老兵話沒說完,旁邊人扯了他袖子一下,他想起什麼似的,不說了:“烤火烤火,你們餓不餓啊,我車上還有泡麵和我媳婦兒給我烤的琵琶腿。”
另一個老兵順著他的話,繼續轉移話題:“趕緊拿出來啊!等什麼!”
老兵起身去拿,一直不作聲的老兵嘆起了氣:“新兵一茬又一茬,平原的小夥子都有抱負,但沒西北人抗風雪的身子骨,十□□到邊防,凍兩天就嚷嚷要回去。”

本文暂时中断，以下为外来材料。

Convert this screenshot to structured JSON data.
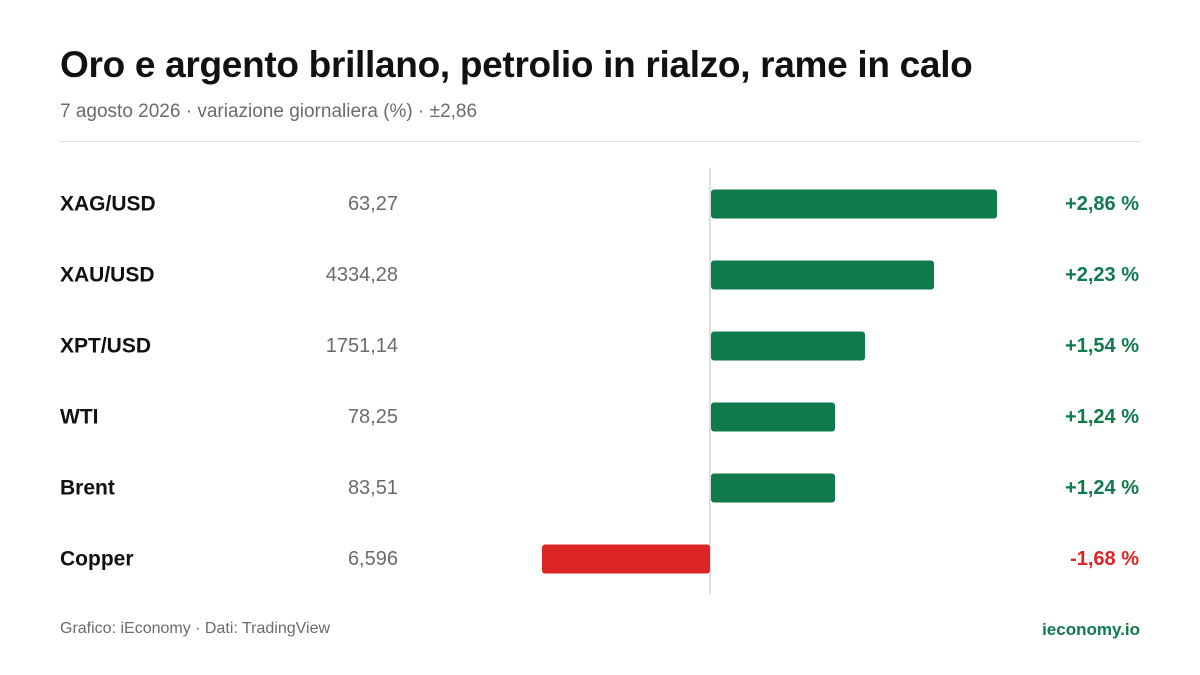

“是這樣,別說有你們那時候趴雪地端著槍一待就是一天的氣魄,能不嫌做飯麻煩、辛苦都不容易。還敏感呢,班長說兩句就臉酸。”
“和平年代嘛,誰吃苦啊。”
“主要現在也不苦啊,從團裡到幾個哨所,營區室內溫度跟樓房差不多了,還給配備的籃球框、檯球案子,齊全著呢。像你們阿庫勒我們還能把車開到山腳,莫金山都是直升機運輸物資,要什麼給什麼,你們那時候哪有啊。”